We told you the Coyotes weren't going anywhere as long as Gary Bettman is holding the NHL's gavel and the team hasn't had a fair shake in Arizona with legitimate ownership. We told you the Atlanta Thrashers will wind up in Winnipeg - but probably not this year, since the Coyotes took their sweet time doing nothing - with the Detroit Red Wings poised to jump to the Eastern Conference and cut their travel time and trips to Arizona in half.
Now the fact that the Coyotes could enter next year without an owner, still run by the league and with the city of Glendale fronting another $25 million? We didn't see that one coming, and anyone who said they did is lying. Insiders believe Matthew Hulsizer's bid to buy the team is losing big-time steam.
NHL deputy chief Bill Daly was either confirming that or delivering a "Hurry up Matty!" with his statements at Tuesday's Council meeting, attended by a motley mixed group not seen since the bar scene in "Star Wars."
Hulsizer's relationship with the city has gone steadily downhill since Christmas.
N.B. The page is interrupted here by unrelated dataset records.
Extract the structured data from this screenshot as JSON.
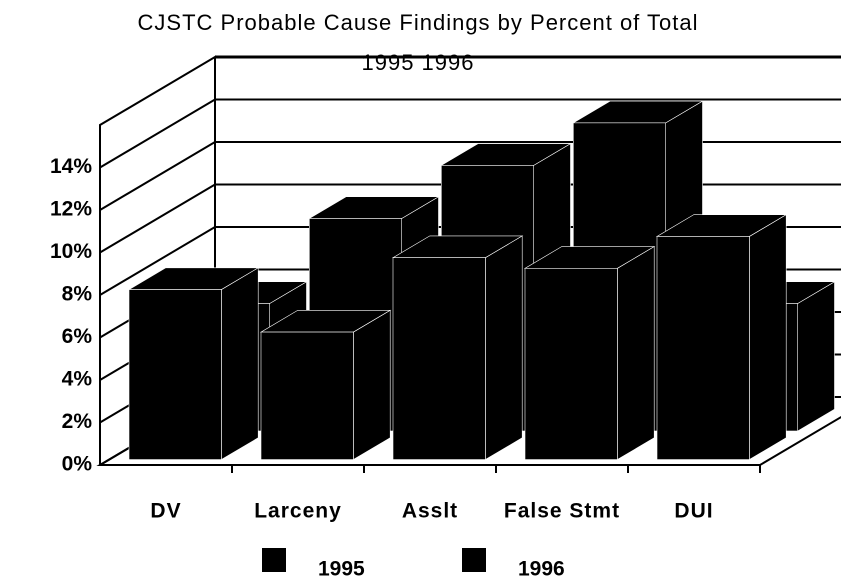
{
  "chart_data": {
    "type": "bar3d",
    "title": "CJSTC Probable Cause Findings by Percent of Total",
    "subtitle": "1995 1996",
    "categories": [
      "DV",
      "Larceny",
      "Asslt",
      "False Stmt",
      "DUI"
    ],
    "series": [
      {
        "name": "1995",
        "color": "#000000",
        "values": [
          8,
          6,
          9.5,
          9,
          10.5
        ]
      },
      {
        "name": "1996",
        "color": "#000000",
        "values": [
          6,
          10,
          12.5,
          14.5,
          6
        ]
      }
    ],
    "ylim": [
      0,
      16
    ],
    "yticks": [
      {
        "value": 0,
        "label": "0%"
      },
      {
        "value": 2,
        "label": "2%"
      },
      {
        "value": 4,
        "label": "4%"
      },
      {
        "value": 6,
        "label": "6%"
      },
      {
        "value": 8,
        "label": "8%"
      },
      {
        "value": 10,
        "label": "10%"
      },
      {
        "value": 12,
        "label": "12%"
      },
      {
        "value": 14,
        "label": "14%"
      }
    ],
    "grid": true,
    "legend": "bottom"
  }
}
Mayor Scruggs and her necessary votes still only have eyes for Jerry Reinsdorf - who is tired of looking at undeveloped dirt from his spring training suite at Camelback Ranch and might have to buy himself and his family a hockey team for a few years if he wants that to change.
Meanwhile, Coyotes GM Don Maloney - who watched Zbynek Michalek and Matthew Lombardi skate away last year when he couldn't guarantee the team would stay in Arizona - now has 18 free agents to sign and, as of now, no better news.
Ilya Bryzgalov wants a long-term deal and a handsome raise, but his playoff meltdown might chill the market enough for Maloney to talk him into staying one more year at $6 million until the future finally crystallizes.
• By my count, that's two championship-level celebrations already by the Miami Heat. There was one in July when "The Big Three" were united, and one this week when they proved to everyone that the Celtics made a horrendous mistakes in dealing Kendrick Perkins away and letting Tony Allen leave for Memphis.
LeBron and his boys are still the odds-on favorite to win - they have been all along - but there are still two long rounds to go and Dwyane Wade is the only one of the three that has tasted a title.
• I remember once going into a Scottsdale sports memorabilia store and looking at autographed baseballs by Hall of Fame Players. Willie Mays. Hank Aaron. Johnny Bench. Joe DiMaggio, Steve Carlton. But when I got to a ball signed by Harmon Killebrew, I noticed it was priced significantly lower. I wondered why.
"That's his fault," the store owner said. "The guy signs for everybody."
If you had the honor of meeting Killebrew during his many years living in the Valley, you know that's true. There is not a nicer man in sports - a more approachable, affable, genuine superstar.
While there is still time - thank you, Killer. Thank you for everything.